In order to try and boost specificity and sensitivity, the team combined hypomethylation analysis with copy number alteration analysis.
They designed two different algorithms — one of which required both hypomethylation and copy number alteration to be present for a positive call, and another that required either of the two markers to be present.
Requiring both hypomethylation and copy number alteration resulted in sensitivity and specificity of 94 percent and 88 percent respectively, while requiring just one or the other led to 68 percent sensitivity and 94 percent specificity.
Going forward, Lo said that the two algorithms could have different functions.
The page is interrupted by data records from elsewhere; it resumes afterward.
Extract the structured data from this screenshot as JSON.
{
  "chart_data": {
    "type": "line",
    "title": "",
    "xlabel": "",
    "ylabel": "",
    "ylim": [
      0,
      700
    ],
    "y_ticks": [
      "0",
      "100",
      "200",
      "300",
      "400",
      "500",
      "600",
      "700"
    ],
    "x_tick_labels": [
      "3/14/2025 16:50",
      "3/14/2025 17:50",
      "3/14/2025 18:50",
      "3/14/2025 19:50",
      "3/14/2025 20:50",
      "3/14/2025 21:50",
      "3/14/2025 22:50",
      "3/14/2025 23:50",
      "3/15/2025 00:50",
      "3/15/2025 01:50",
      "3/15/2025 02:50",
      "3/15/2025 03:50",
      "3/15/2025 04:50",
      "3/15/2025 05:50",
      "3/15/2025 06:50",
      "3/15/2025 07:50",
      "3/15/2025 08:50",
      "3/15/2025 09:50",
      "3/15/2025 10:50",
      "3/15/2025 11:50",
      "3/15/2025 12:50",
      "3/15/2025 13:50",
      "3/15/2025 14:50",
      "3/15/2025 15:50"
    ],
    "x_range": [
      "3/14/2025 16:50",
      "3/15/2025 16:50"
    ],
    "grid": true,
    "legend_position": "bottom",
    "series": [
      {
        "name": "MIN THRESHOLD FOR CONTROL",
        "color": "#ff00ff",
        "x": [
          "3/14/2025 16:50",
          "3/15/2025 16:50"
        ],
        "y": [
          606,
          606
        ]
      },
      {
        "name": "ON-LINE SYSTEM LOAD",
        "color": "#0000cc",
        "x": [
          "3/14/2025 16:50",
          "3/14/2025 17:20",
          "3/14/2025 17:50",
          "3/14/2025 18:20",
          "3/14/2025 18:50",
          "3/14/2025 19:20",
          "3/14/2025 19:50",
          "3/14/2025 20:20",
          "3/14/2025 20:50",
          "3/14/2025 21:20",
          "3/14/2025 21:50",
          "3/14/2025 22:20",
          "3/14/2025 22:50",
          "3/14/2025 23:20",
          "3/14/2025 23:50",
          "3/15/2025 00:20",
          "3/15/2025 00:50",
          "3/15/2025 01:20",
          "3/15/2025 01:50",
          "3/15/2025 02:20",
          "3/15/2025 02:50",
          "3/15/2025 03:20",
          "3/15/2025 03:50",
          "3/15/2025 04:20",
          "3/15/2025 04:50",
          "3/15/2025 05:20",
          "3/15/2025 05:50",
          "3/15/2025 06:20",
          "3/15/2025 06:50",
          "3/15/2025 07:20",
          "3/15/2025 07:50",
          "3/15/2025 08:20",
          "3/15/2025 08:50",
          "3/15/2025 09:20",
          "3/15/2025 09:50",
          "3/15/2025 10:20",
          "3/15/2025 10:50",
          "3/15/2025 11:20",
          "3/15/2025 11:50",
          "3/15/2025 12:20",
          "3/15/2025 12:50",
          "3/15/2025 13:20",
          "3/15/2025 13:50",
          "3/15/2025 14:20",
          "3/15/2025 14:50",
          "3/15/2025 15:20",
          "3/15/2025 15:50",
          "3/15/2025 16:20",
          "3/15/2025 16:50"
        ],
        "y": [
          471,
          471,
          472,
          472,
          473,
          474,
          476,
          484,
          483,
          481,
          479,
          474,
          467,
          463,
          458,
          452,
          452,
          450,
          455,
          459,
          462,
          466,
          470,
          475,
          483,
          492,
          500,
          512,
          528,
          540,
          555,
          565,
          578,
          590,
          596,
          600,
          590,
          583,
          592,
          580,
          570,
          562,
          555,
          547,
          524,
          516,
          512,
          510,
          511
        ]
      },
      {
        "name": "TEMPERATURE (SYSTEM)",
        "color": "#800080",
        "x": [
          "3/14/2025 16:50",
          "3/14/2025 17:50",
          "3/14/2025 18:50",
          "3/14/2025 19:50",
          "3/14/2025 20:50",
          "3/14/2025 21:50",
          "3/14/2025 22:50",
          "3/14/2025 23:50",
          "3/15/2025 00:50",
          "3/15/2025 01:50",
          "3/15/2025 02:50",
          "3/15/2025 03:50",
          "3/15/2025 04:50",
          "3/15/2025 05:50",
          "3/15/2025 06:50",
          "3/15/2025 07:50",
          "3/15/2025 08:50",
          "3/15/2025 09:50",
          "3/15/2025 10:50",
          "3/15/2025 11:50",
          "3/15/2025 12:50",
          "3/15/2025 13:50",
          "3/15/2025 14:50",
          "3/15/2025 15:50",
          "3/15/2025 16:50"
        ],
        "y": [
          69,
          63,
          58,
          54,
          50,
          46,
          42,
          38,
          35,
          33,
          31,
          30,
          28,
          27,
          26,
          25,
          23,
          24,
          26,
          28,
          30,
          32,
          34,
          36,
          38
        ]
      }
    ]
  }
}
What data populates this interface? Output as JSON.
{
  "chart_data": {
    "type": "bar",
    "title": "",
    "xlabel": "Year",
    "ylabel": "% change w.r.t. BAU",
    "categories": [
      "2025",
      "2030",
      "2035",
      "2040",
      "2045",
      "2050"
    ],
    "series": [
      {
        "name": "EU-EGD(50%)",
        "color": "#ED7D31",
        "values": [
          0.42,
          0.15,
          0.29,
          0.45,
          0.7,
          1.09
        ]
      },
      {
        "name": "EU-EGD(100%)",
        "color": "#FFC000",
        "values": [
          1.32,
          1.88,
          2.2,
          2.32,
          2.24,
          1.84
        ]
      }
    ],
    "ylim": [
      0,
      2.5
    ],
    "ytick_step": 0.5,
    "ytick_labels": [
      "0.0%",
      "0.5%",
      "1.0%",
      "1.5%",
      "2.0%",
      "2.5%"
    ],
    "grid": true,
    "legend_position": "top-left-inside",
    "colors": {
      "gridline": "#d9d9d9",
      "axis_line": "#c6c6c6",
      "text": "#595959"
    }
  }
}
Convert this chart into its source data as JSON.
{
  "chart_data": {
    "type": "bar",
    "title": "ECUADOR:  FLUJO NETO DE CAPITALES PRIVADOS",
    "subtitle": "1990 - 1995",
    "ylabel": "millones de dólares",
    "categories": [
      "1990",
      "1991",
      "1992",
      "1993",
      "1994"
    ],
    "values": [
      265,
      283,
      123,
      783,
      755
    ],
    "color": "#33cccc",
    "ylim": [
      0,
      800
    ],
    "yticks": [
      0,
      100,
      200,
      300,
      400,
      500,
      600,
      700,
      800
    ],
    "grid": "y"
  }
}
For instance, in individuals at a high risk of cancer, such as those with cancer-predisposing mutations or patients who have been treated for a previous cancer, greater sensitivity may be desired in order to reduce the number of false negatives, while in a patient at low risk, the algorithm that requires both hypomethylation and copy number alteration to call a sample positive will help reduce the number of false positives.
Lo said that while the sensitivity of the test may appear low, "one has to bear in mind that prior to the advent of genome-wide plasma DNA sequencing, there was no single molecular cancer test that [could] be used to screen for any cancer."
Additionally, the test can be "used for virtually all cancer types," he added. For instance, he said the technology's initial use would likely be in individuals at risk for certain cancer types — "hepatitis B carriers for hepatocellular carcinoma; smokers for lung cancer; and individuals with cancer-predisposing mutations, [for example], those for colon cancer and breast cancer."
The technique could potentially be feasible for monitoring residual disease in patients after treatment. In the study, the team evaluated two of the HCC patients with the technique at multiple time points after their tumors were surgically removed.
In one of the patients, the sequencing method found that both hypomethylation and copy number alteration were lower three days post-surgery. Two months after surgery, while hypomethylation and copy number alterations were still lower than they had been prior to surgery, they were elevated above the established normal baseline. The patient was later found to have multiple tumor deposits in the portion of the liver not removed and died of metastatic disease eight months after surgery.
In the second patient, hypomethylation and copy number alteration were both undetectable three months after surgery and remained undetectable one year later. The patient remained in remission 20 months post-surgery.
Muhammed Murtaza at Cancer Research UK, who has helped develop a targeted sequencing method called TAm-seq to detect mutations in circulating tumor DNA, (CSN 6/6/2012), said that the study is promising and "demonstrates how to use genome-wide bisulfite sequencing for early cancer detection and is perhaps an approach for monitoring minimal residual disease."
However, he said that before it's used in clinical applications, the method would need to be validated in larger cohorts and the individuals would need to be monitored over a longer period of time to demonstrate the clinical validity of using hypomethylation as a biomarker.
Additionally, Lo said that the use of single-molecule sequencing technologies such as Pacific Biosciences' RS would increase the performance of the technique since PacBio sequencing is able to detect methylation without bisulfite treatment or amplification, both of which can introduce errors.
Additionally, added Murtaza, not having to do bisulfite treatment prior to sequencing DNA would also enable less starting material.
Going forward, Lo said that he is planning to do further studies in larger cohorts to validate the method and he is also looking at testing multiplex strategies in order to reduce the cost.